Conifer seeds and cone scales show that Krasiejów was surrounded by a forest; Dzik and Sulej inferred that the long neck and gliding membrane of Ozimek was an adaptation to hunting insects in the forest. Indeed, elytra (forewings) of cupedids (reticulated beetles) have been found. Two types of conifers were present. One, with cone scales similar to Pseudohirmerella platysperma, was more common and likely had long, pointed leaves. Another, with cone scales similar to "Pachylepis" quinquies, was associated with tape-like leaves. The fern Sphenopteris schoenleiniana was also present, as was the bennettitalean Pterophyllum. These plants indicate that the climate was relatively dry. Calcified remains indicate that the water supported charophyte algae.
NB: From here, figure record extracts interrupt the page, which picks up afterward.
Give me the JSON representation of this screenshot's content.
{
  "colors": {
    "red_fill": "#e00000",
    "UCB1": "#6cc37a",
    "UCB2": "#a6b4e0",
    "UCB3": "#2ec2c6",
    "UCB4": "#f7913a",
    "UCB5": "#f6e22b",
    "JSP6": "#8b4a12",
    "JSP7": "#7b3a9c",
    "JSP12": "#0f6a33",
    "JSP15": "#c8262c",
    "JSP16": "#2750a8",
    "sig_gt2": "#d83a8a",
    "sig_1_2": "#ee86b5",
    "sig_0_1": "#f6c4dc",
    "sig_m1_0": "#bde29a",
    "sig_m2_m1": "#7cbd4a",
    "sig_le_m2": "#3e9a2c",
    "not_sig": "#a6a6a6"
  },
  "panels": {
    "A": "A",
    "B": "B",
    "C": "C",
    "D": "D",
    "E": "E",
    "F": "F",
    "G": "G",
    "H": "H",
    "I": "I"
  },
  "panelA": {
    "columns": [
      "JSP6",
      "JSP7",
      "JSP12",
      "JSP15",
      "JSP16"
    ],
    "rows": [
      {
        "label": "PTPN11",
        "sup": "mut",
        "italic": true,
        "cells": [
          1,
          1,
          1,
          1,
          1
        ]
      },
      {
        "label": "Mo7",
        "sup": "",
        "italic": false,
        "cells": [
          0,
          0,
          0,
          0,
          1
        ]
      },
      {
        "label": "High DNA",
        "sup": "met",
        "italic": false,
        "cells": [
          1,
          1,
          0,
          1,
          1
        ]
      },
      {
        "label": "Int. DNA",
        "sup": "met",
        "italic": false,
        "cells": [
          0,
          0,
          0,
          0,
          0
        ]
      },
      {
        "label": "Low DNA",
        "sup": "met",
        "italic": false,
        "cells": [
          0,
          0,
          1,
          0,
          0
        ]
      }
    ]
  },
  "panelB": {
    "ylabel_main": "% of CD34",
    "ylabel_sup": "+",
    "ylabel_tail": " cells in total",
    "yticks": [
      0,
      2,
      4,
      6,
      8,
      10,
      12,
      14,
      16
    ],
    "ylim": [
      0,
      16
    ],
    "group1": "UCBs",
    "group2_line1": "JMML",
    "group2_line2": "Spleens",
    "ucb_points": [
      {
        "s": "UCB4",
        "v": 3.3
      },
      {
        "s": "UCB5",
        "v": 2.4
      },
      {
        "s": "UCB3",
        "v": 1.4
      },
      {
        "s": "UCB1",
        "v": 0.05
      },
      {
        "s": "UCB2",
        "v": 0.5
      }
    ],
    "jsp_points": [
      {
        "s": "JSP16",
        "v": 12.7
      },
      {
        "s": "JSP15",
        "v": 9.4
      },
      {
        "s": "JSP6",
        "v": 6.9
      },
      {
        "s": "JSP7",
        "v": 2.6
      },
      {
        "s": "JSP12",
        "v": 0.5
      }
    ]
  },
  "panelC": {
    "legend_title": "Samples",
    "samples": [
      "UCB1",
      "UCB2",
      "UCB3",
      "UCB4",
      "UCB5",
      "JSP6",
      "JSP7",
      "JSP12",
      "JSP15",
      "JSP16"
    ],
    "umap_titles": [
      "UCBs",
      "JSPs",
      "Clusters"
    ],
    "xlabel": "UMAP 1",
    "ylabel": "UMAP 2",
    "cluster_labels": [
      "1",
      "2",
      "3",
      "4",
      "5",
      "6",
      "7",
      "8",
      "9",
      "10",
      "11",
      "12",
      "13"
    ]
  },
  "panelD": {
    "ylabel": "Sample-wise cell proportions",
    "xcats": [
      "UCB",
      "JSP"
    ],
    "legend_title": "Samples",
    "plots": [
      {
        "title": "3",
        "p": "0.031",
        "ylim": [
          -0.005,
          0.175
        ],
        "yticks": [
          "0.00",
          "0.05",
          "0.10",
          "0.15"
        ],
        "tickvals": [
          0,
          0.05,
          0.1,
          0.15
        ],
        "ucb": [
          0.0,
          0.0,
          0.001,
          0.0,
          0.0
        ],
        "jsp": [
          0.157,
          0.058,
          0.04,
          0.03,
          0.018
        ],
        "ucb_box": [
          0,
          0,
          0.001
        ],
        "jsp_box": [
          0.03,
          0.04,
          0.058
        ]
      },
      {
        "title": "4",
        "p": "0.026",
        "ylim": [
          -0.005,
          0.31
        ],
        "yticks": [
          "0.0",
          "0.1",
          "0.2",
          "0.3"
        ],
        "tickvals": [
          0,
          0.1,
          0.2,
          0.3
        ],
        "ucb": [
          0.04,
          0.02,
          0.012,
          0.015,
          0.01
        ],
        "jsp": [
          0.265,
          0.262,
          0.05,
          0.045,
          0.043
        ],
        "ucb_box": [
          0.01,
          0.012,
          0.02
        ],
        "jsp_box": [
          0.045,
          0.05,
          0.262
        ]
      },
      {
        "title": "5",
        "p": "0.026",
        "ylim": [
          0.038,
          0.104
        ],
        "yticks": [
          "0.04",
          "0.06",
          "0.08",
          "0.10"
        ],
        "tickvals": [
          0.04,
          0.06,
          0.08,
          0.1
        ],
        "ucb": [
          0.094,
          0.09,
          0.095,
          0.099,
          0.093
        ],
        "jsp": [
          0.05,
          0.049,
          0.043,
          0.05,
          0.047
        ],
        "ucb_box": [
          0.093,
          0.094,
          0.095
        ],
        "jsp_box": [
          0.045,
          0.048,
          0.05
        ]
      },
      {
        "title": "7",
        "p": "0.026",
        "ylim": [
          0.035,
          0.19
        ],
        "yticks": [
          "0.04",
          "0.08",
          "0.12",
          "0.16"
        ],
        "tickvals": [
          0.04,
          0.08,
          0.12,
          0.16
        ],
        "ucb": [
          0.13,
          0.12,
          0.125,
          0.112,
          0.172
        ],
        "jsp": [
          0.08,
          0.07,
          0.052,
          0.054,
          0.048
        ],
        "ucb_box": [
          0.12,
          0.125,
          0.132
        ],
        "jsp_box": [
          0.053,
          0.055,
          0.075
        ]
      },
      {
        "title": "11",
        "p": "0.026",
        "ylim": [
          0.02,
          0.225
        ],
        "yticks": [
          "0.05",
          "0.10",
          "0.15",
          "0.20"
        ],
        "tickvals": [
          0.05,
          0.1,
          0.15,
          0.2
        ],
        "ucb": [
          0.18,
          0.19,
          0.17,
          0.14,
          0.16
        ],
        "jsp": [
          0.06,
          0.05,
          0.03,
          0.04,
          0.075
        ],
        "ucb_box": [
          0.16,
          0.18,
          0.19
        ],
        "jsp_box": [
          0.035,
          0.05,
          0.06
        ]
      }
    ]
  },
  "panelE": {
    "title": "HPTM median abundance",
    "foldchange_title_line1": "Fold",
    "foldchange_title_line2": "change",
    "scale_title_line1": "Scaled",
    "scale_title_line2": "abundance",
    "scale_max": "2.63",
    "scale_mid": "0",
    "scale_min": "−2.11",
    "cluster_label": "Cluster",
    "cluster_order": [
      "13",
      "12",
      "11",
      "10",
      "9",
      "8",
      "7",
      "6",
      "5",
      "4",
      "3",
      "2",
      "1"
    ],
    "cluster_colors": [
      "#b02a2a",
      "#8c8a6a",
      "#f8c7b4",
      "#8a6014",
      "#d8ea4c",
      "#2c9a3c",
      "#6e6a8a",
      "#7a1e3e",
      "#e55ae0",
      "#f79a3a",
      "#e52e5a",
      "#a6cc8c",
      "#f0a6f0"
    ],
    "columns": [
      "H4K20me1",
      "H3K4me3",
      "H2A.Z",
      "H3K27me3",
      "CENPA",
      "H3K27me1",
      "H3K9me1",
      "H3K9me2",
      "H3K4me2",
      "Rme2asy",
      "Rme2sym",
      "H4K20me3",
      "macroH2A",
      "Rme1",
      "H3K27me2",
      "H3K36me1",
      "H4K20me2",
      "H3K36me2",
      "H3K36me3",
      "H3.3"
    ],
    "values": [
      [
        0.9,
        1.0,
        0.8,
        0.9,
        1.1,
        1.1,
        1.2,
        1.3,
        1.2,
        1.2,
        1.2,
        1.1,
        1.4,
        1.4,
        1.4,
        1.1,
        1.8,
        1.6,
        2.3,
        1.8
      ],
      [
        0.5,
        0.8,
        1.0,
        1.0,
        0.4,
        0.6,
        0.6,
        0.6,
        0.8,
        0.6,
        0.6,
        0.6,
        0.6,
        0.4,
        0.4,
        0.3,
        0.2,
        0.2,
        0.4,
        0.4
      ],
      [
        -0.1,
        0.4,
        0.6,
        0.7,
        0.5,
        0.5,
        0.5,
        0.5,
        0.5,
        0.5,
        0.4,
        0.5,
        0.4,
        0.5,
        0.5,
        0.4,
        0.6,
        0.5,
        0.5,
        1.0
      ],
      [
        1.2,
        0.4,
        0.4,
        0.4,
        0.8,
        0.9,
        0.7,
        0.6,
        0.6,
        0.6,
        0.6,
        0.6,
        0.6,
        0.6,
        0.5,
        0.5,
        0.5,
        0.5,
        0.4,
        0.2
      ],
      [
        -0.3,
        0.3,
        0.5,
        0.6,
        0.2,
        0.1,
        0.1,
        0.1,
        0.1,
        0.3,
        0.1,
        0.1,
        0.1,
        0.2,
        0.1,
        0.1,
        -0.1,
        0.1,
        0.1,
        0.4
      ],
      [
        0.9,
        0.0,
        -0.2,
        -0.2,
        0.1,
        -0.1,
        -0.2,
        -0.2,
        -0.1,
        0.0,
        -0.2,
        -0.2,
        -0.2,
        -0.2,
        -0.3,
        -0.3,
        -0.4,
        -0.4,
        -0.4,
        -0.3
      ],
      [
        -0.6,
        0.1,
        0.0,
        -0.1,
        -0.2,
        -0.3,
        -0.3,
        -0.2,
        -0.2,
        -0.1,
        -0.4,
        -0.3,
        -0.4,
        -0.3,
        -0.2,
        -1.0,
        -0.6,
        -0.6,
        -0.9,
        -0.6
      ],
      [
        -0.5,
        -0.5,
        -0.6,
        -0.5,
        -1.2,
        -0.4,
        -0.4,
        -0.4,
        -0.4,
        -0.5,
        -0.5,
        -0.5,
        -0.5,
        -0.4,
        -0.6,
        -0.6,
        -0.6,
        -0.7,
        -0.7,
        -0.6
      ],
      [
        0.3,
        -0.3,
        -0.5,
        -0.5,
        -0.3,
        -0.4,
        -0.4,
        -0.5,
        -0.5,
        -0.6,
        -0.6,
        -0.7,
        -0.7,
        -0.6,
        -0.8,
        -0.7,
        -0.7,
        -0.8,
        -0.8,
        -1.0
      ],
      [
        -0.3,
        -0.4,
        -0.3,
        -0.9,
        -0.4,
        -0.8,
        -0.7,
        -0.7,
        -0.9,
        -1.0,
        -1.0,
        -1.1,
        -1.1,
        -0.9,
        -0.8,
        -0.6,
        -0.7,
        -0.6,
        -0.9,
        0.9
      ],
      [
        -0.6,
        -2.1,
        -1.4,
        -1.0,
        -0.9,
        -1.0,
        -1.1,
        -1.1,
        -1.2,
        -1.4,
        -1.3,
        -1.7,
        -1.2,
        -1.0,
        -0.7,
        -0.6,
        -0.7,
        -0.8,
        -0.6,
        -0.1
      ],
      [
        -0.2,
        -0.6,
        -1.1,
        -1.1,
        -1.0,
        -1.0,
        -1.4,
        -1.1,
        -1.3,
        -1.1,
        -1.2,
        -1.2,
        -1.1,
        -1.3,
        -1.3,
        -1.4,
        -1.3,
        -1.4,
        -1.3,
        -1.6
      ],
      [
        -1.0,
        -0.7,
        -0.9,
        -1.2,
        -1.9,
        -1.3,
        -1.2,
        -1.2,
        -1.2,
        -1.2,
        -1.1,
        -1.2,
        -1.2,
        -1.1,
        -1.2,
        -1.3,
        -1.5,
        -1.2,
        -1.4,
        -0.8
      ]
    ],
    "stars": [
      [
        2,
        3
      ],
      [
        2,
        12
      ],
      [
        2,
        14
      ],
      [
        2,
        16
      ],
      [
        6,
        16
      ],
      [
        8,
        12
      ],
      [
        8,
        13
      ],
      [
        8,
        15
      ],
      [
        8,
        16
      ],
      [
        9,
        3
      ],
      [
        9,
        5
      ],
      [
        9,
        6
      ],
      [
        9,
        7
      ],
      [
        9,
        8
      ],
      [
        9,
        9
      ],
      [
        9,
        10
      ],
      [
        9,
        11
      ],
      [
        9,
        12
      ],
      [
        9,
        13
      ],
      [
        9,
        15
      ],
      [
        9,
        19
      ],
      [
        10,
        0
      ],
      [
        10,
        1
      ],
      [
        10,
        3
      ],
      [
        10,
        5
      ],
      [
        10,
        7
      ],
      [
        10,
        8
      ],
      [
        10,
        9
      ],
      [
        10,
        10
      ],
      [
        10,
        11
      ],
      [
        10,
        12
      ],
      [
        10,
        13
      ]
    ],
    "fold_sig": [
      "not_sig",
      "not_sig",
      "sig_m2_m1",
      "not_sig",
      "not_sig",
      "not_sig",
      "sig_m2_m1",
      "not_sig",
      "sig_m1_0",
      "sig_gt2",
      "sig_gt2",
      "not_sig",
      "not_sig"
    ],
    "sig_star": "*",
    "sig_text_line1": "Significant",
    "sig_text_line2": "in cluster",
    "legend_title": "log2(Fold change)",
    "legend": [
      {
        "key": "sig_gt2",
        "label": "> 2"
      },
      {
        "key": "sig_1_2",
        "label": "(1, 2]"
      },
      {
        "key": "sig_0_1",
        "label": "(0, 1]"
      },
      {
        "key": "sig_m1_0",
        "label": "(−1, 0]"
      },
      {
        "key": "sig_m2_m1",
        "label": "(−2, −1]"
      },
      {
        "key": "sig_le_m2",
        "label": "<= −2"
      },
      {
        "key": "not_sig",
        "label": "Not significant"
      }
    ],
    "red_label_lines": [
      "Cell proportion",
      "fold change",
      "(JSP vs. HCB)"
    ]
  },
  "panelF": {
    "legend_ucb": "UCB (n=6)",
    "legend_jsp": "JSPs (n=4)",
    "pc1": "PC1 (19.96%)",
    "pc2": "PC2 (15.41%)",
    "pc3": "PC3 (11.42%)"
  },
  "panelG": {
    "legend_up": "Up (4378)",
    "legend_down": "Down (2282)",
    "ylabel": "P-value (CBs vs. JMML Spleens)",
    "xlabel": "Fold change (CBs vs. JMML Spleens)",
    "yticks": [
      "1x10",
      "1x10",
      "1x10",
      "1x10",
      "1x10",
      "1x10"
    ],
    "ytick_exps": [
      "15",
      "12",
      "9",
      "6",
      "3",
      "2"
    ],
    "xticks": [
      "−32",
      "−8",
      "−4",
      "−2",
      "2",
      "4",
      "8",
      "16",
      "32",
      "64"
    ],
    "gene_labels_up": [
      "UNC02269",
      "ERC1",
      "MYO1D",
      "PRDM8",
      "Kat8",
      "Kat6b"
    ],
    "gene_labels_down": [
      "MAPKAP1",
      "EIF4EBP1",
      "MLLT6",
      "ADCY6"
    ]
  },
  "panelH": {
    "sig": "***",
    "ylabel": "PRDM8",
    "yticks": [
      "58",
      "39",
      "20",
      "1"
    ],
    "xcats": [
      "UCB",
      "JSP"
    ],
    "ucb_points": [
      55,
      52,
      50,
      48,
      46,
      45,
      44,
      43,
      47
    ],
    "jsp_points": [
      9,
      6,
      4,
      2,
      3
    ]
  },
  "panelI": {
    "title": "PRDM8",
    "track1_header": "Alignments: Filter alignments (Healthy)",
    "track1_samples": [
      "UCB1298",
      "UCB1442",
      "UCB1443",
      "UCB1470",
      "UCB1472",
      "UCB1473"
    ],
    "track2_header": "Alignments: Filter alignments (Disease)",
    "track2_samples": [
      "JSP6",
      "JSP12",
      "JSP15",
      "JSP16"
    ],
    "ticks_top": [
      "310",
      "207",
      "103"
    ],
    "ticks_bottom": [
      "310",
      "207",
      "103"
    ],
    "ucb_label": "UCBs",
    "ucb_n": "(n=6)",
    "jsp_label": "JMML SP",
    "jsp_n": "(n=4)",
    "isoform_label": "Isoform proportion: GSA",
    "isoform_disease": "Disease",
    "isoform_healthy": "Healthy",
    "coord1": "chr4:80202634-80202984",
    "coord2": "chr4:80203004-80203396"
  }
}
On land, large tetrapods included the aetosaur Stagonolepis robertsoni (or S. olenkae), the rauisuchid Polonosuchus silesiacus, and the silesaurid Silesaurus opolensis; other than Ozimek, small tetrapods included a sphenodontid. In the water, the unionid (river mussel) Silesunio parvus was the most common fossil, and was accompanied by other invertebrates such as the conchostracan (clam shrimp) Laxitextella laxitexta, the ostracods (seed shrimp) Darwinula and Suchonella, a crab-like cyclid, and a gastropod. Poorly preserved fish fossils indicate the presence of the ray-finned fish "Dictyopyge" socialis and the lungfish Ptychoceratodus roemeri. These would have been the primary food source of the large temnospondyl Metoposaurus krasiejowensis, the most common aquatic tetrapod, while the larger, semi-aquatic temnospondyl Cyclotosaurus intermedius may have been a crocodile-like predator of land animals. The second-most common aquatic tetrapod was the phytosaur Parasuchus cf. arenacus. Prolonged droughts may have resulted in mass deaths of Metoposaurus and Parasuchus in the disappearing lake.